Roman

Vom Vorstandschef zum Whistleblower

Der ehemalige britische Olympus-Manager Michael Woodford
Der ehemalige britische Olympus-Manager Michael Woodford © picture alliance / dpa
Moderation: Matthias Hanselmann · 02.04.2014
Er war Manager beim japanischen Konzern Olympus – und wurde zum Whistleblower, der Informationen über betrügerische Machenschaften an die Presse weitergab. Danach musste Michael Woodford um sein Leben fürchten. Beim Interview hatte er eiskalte Hände.
Mathias Hanselmann: Ganze drei Jahrzehnte seines beruflichen Lebens hat Michael Woodford bei der Firma Olympus verbracht und er schaffte etwas, was vorher noch nie einem Europäer geglückt war: Er wurde CEO, also Vorstandsvorsitzender oder Präsident des Gesamtkonzerns – aber nur für kurze Zeit: Nur zwei Wochen nach seiner Ernennung wurde er gefeuert, denn Woodford hatte entdeckt, dass sein Konzern etwas vertuscht, und dabei ging es nicht um Peanuts, sondern um rund zwei Milliarden US-Dollar.
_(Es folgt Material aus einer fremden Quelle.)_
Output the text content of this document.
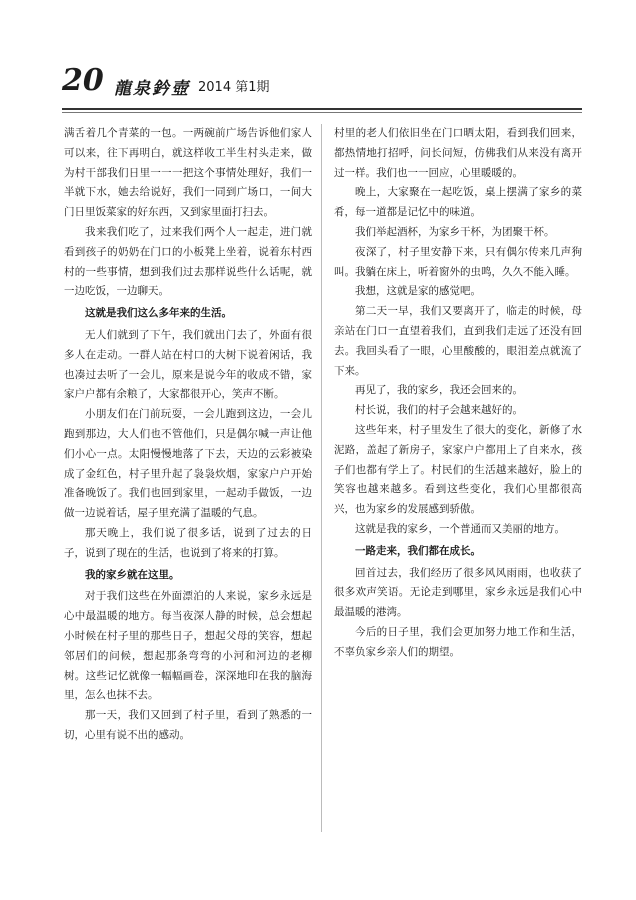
20 龍泉鈐壺 2014 第1期

满舌着几个青菜的一包。一两碗前广场告诉他们家人可以来，往下再明白，就这样收工半生村头走来，做为村干部我们日里一一一把这个事情处理好，我们一半就下水，她去给说好，我们一同到广场口，一间大门日里饭菜家的好东西，又到家里面打扫去。

我来我们吃了，过来我们两个人一起走，进门就看到孩子的奶奶在门口的小板凳上坐着，说着东村西村的一些事情，想到我们过去那样说些什么话呢，就一边吃饭，一边聊天。

这就是我们这么多年来的生活。

无人们就到了下午，我们就出门去了，外面有很多人在走动。一群人站在村口的大树下说着闲话，我也凑过去听了一会儿，原来是说今年的收成不错，家家户户都有余粮了，大家都很开心，笑声不断。

小朋友们在门前玩耍，一会儿跑到这边，一会儿跑到那边，大人们也不管他们，只是偶尔喊一声让他们小心一点。太阳慢慢地落了下去，天边的云彩被染成了金红色，村子里升起了袅袅炊烟，家家户户开始准备晚饭了。我们也回到家里，一起动手做饭，一边做一边说着话，屋子里充满了温暖的气息。

那天晚上，我们说了很多话，说到了过去的日子，说到了现在的生活，也说到了将来的打算。

我的家乡就在这里。

对于我们这些在外面漂泊的人来说，家乡永远是心中最温暖的地方。每当夜深人静的时候，总会想起小时候在村子里的那些日子，想起父母的笑容，想起邻居们的问候，想起那条弯弯的小河和河边的老柳树。这些记忆就像一幅幅画卷，深深地印在我的脑海里，怎么也抹不去。

那一天，我们又回到了村子里，看到了熟悉的一切，心里有说不出的感动。

村里的老人们依旧坐在门口晒太阳，看到我们回来，都热情地打招呼，问长问短，仿佛我们从来没有离开过一样。我们也一一回应，心里暖暖的。

晚上，大家聚在一起吃饭，桌上摆满了家乡的菜肴，每一道都是记忆中的味道。

我们举起酒杯，为家乡干杯，为团聚干杯。

夜深了，村子里安静下来，只有偶尔传来几声狗叫。我躺在床上，听着窗外的虫鸣，久久不能入睡。

我想，这就是家的感觉吧。

第二天一早，我们又要离开了，临走的时候，母亲站在门口一直望着我们，直到我们走远了还没有回去。我回头看了一眼，心里酸酸的，眼泪差点就流了下来。

再见了，我的家乡，我还会回来的。

村长说，我们的村子会越来越好的。

这些年来，村子里发生了很大的变化，新修了水泥路，盖起了新房子，家家户户都用上了自来水，孩子们也都有学上了。村民们的生活越来越好，脸上的笑容也越来越多。看到这些变化，我们心里都很高兴，也为家乡的发展感到骄傲。

这就是我的家乡，一个普通而又美丽的地方。

一路走来，我们都在成长。

回首过去，我们经历了很多风风雨雨，也收获了很多欢声笑语。无论走到哪里，家乡永远是我们心中最温暖的港湾。

今后的日子里，我们会更加努力地工作和生活，不辜负家乡亲人们的期望。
Michael Woodford wurde zum Whistleblower, half dabei, den Skandal in der eigenen Firma aufzudecken. Die Verantwortlichen, allen voran der Olympuspatriarch Kikukawa sind inzwischen verurteilt. Woodford selbst bekam eine hohe Abfindung, aber er kämpft weiter, hat ein Buch geschrieben mit dem Titel „Enthüllung“ und reist mit seiner Geschichte um die Welt. Für seinen Mut hat er inzwischen diverse hochkarätige Preise erhalten. Ich habe mich gestern mit Michael Woodford in seinem Hotel in Berlin getroffen, und meine erste Frage: Mr. Woodford, Sie hatten alles erreicht, waren Präsident des Konzerns – und dann kam eine E-Mail, die alles veränderte. Erzählen Sie uns davon!
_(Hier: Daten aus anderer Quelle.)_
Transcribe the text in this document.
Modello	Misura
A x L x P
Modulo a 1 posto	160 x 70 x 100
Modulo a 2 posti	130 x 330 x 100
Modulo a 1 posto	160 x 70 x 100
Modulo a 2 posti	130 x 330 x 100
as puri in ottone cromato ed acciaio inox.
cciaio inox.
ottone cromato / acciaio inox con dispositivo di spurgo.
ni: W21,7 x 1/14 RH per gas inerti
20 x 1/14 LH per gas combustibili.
Michael Woodford: Ja, also am 1. April 2011 habe ich den Job angetreten, und dann im Juli war ich in Hamburg und bekam eine E-Mail, die ich in einer Kaffeepause noch nicht weiter beachtete, und als ich dann wieder zurück im Hotel war, öffnete ich sie. Und ein Bekannter – den ich im Buch auch schütze, weil er in einer großen japanischen Firma arbeitet, aber ich muss ihn unter falschem Namen in meinem Buch erwähnen, weil man das in Japan immer noch als Betrug werten würde, dass er mir diese Info gegeben hat – machte mich auf einen Artikel in einer kleinen Zeitschrift aufmerksam, in der beschrieben wurde, dass Olympus drei seltsame, kleine Firmen gekauft hatte, die eigentlich überhaupt keinen Profit machten, sogenannte Micky-Maus-Firmen, aber dafür über eine Milliarde Dollar hingeblättert hatte. Und dann wiederum sind 700 Millionen Dollar auf den Cayman-Inseln verschwunden, und das hörte sich natürlich nicht gut an.
Hanselmann: Wie konnten Sie damals sicher sein, dass diese Vorwürfe auch stimmen?
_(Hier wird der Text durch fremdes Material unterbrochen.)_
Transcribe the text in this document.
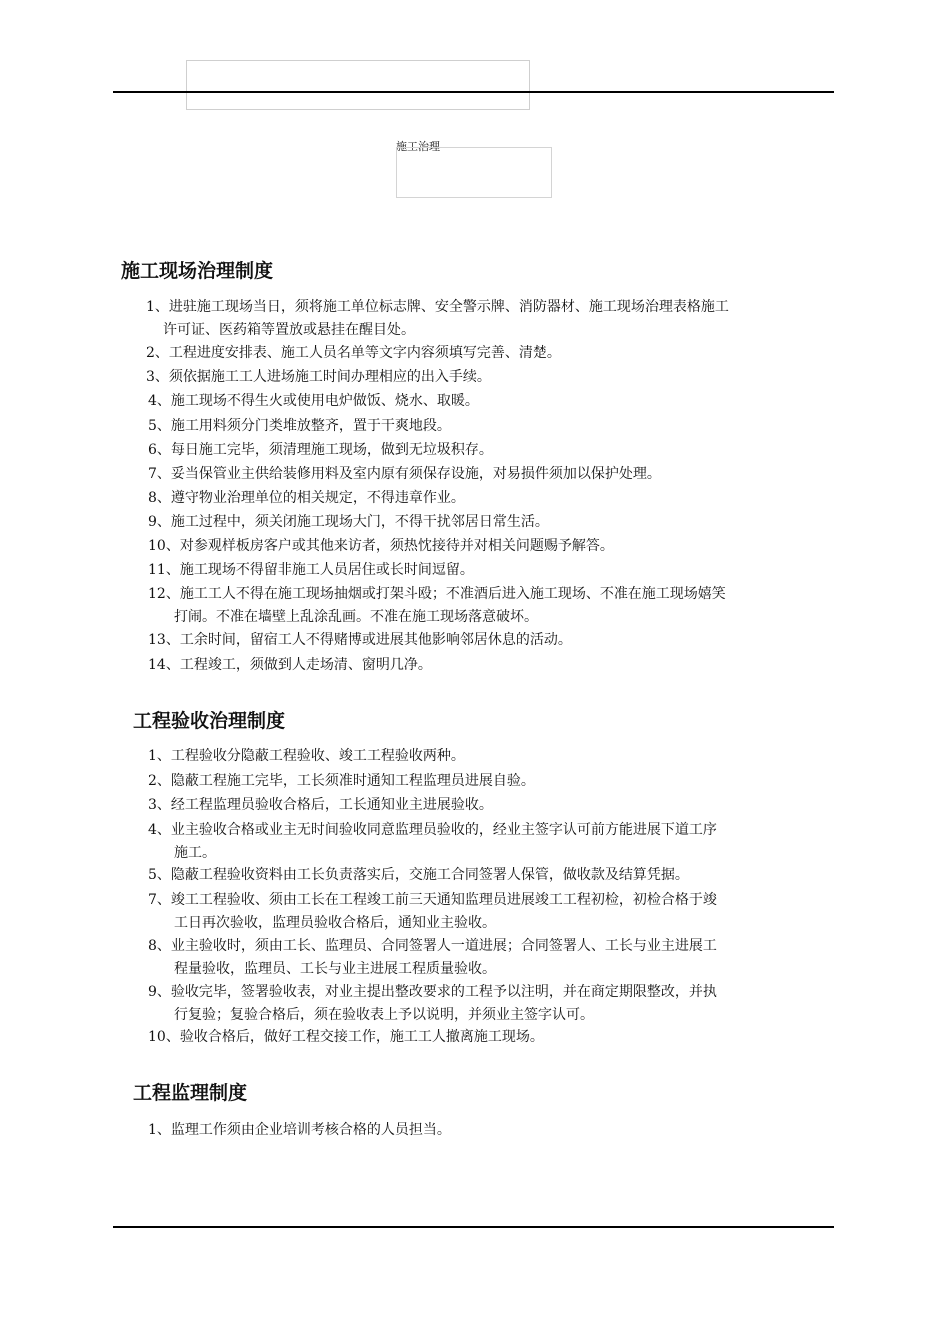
施工治理
施工现场治理制度
1、进驻施工现场当日，须将施工单位标志牌、安全警示牌、消防器材、施工现场治理表格施工
许可证、医药箱等置放或悬挂在醒目处。
2、工程进度安排表、施工人员名单等文字内容须填写完善、清楚。
3、须依据施工工人进场施工时间办理相应的出入手续。
4、施工现场不得生火或使用电炉做饭、烧水、取暖。
5、施工用料须分门类堆放整齐，置于干爽地段。
6、每日施工完毕，须清理施工现场，做到无垃圾积存。
7、妥当保管业主供给装修用料及室内原有须保存设施，对易损件须加以保护处理。
8、遵守物业治理单位的相关规定，不得违章作业。
9、施工过程中，须关闭施工现场大门，不得干扰邻居日常生活。
10、对参观样板房客户或其他来访者，须热忱接待并对相关问题赐予解答。
11、施工现场不得留非施工人员居住或长时间逗留。
12、施工工人不得在施工现场抽烟或打架斗殴；不准酒后进入施工现场、不准在施工现场嬉笑
打闹。不准在墙壁上乱涂乱画。不准在施工现场落意破坏。
13、工余时间，留宿工人不得赌博或进展其他影响邻居休息的活动。
14、工程竣工，须做到人走场清、窗明几净。
工程验收治理制度
1、工程验收分隐蔽工程验收、竣工工程验收两种。
2、隐蔽工程施工完毕，工长须准时通知工程监理员进展自验。
3、经工程监理员验收合格后，工长通知业主进展验收。
4、业主验收合格或业主无时间验收同意监理员验收的，经业主签字认可前方能进展下道工序
施工。
5、隐蔽工程验收资料由工长负责落实后，交施工合同签署人保管，做收款及结算凭据。
7、竣工工程验收、须由工长在工程竣工前三天通知监理员进展竣工工程初检，初检合格于竣
工日再次验收，监理员验收合格后，通知业主验收。
8、业主验收时，须由工长、监理员、合同签署人一道进展；合同签署人、工长与业主进展工
程量验收，监理员、工长与业主进展工程质量验收。
9、验收完毕，签署验收表，对业主提出整改要求的工程予以注明，并在商定期限整改，并执
行复验；复验合格后，须在验收表上予以说明，并须业主签字认可。
10、验收合格后，做好工程交接工作，施工工人撤离施工现场。
工程监理制度
1、监理工作须由企业培训考核合格的人员担当。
"Ich konnte mir das überhaupt nicht vorstellen"
Woodford: Na, ich habe es am Anfang nicht geglaubt, ich konnte mir das überhaupt nicht vorstellen. Ich wusste, dass Olympus vielleicht nicht sehr gut gemanagt ist, aber ich konnte mir überhaupt nicht vorstellen, dass sie korrupt sind. Als ich dann kurze Zeit später wieder in Japan war, habe ich den Konzernchef Kikukawa und auch Mori, den Vizechef, damit konfrontiert, und ich merkte, dass sie sehr ausweichend reagiert haben, das war der 2. August 2011, und dann merkte ich plötzlich, dass hier etwas schrecklich falsch lief. Immerhin war ich ja der Präsident, ich war ja der CEO von Olympus und war für 40.000 Mitarbeiter verantwortlich, und ich wollte wissen, was los ist!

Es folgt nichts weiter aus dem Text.